Call relations: The public prune_old_extension_resources function calls this after choosing the current time. During the scan, this function asks memory_extensions_root where extension data lives, uses filesystem calls to read directories and delete files, and calls resource_timestamp whenever it needs to turn a resource filename into a date it can compare.
Call graph: calls 1 internal fn (resource_timestamp); called by 1 (prune_old_extension_resources); 6 external calls (days, memory_extensions_root, read_dir, remove_file, try_exists, warn!).
resource_timestamp90–96 ↗
fn resource_timestamp(file_name: &str) -> Option<DateTime<Utc>>
Purpose: This helper reads the timestamp embedded at the start of a resource filename. It turns that filename prefix into a UTC date and time so the pruning code can decide whether the file is expired.
Data flow: It receives a filename as text. It takes the first 19 characters, tries to parse them using the expected timestamp format, and wraps the result as a UTC time. If the filename is too short or the timestamp does not match the expected format, it returns nothing.

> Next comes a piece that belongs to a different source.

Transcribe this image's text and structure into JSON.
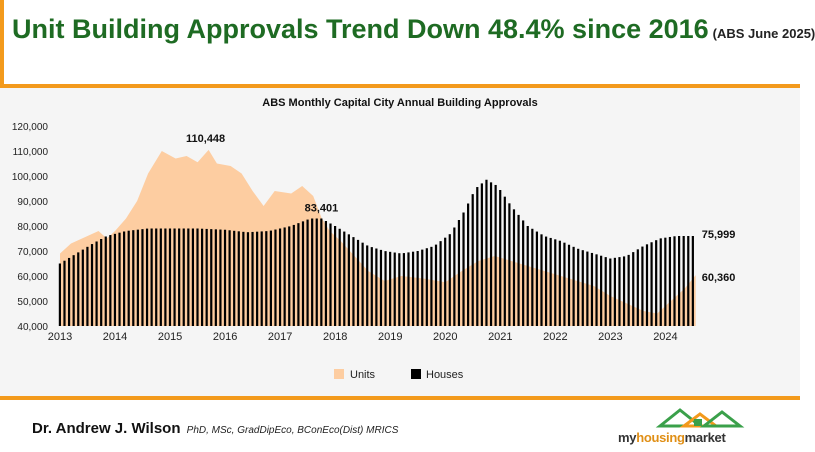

Call relations: prune_old_extension_resources_with_now calls this for each candidate Markdown resource file. If this helper returns a timestamp, the pruning function compares it to the cutoff date; if it returns nothing, the file is skipped because its age cannot be trusted.
Call graph: called by 1 (prune_old_extension_resources_with_now); 2 external calls (from_naive_utc_and_offset, parse_from_str).